The investigators did not realize that the firm, Buying Time, also counted Mr. Cuomo among its clients, having bought the airtime for his campaign when he ran for governor in 2010.
Word that the subpoena had been served quickly reached Mr. Cuomo’s most senior aide, Lawrence S. Schwartz. He called one of the commission’s three co-chairs, William J. Fitzpatrick, the district attorney in Syracuse.
“This is wrong,” Mr. Schwartz said, according to Mr. Fitzpatrick, whose account was corroborated by three other people told about the call at the time. He said the firm worked for the governor, and issued a simple directive:
“Pull it back.”
The subpoena was swiftly withdrawn. The panel’s chief investigator explained why in an email to the two other co-chairs later that afternoon.
“They apparently produced ads for the governor,” she wrote.
The pulled-back subpoena was the most flagrant example of how the commission, established with great ceremony by Mr. Cuomo in July 2013, was hobbled almost from the outset by demands from the governor’s office.
The demise of the Moreland Commission was nothing like its birth.
To announce its creation, Mr. Cuomo held a news conference at the Capitol, and then barnstormed the state, making appearances near Binghamton, outside Buffalo and on Long Island.

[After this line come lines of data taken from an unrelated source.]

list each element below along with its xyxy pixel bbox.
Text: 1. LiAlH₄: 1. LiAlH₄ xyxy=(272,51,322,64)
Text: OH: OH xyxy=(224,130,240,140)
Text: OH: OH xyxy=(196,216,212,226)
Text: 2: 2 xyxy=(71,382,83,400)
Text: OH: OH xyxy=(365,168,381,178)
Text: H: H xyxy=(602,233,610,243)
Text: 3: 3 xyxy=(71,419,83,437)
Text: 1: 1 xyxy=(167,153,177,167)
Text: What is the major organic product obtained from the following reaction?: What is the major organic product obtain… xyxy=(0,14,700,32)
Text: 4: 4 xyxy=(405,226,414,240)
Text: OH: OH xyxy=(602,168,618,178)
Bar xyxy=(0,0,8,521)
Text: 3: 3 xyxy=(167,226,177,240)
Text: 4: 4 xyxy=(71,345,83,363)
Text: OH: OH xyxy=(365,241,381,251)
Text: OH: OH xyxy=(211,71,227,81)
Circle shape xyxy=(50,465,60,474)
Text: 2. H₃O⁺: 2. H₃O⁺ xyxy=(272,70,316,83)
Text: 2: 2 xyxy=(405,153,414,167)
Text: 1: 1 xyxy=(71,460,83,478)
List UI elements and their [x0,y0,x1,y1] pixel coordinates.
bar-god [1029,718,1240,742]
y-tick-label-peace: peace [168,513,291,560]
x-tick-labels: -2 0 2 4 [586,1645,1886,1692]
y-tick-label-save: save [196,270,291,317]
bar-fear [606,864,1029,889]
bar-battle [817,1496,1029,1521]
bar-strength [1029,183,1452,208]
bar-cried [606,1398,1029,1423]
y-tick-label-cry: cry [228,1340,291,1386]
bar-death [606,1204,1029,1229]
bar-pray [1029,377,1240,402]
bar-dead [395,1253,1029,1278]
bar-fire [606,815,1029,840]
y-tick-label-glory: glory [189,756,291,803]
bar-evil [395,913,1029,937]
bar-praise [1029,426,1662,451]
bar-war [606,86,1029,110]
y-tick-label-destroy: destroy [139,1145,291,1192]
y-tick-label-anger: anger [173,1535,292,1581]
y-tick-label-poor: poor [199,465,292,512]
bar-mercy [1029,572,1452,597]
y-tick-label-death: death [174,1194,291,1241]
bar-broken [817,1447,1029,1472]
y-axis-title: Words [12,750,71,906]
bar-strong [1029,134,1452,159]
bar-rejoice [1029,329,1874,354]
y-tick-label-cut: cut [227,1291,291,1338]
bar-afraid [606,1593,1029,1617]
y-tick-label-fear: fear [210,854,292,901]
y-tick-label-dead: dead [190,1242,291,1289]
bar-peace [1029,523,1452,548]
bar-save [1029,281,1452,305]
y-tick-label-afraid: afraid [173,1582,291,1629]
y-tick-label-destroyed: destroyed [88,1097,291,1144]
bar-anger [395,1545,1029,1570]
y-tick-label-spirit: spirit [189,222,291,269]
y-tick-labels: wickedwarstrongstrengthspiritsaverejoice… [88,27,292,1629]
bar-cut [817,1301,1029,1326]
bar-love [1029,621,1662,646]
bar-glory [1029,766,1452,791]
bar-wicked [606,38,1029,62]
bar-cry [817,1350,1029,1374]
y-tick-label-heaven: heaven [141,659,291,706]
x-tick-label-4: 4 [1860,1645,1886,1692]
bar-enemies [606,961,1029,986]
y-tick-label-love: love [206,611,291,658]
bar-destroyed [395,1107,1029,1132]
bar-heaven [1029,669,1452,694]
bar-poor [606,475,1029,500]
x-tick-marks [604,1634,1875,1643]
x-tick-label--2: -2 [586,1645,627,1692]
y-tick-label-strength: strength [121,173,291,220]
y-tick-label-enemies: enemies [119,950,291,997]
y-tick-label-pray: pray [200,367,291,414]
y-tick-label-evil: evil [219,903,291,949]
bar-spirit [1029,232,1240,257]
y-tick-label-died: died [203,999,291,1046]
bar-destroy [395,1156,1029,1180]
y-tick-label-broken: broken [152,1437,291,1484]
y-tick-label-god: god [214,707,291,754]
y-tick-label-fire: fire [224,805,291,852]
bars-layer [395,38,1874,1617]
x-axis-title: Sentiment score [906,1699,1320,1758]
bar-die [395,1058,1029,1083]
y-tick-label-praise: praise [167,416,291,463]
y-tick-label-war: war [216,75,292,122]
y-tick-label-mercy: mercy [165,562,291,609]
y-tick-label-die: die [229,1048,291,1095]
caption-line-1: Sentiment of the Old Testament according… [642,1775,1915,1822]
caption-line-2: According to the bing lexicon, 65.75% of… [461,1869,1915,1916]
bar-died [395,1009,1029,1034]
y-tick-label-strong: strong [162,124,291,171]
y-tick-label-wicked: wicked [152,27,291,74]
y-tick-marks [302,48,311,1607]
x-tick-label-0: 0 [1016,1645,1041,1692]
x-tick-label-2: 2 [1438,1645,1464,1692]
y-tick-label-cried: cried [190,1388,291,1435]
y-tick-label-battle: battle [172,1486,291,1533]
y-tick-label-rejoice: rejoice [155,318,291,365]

His comments on the shutdown lasted 63 seconds.
It was March 29, less than 72 hours before the state budget deadline. Mr. Cuomo announced a budget deal with lawmakers that included some modest improvements in state ethics laws — strengthening bribery and corruption statutes and enhancing election-law enforcement.
Only when a reporter asked did Mr. Cuomo address the fate of the Moreland Commission and its more ambitious mission. The governor said he had achieved his goal of a deal on legislation, so the panel would be shut down.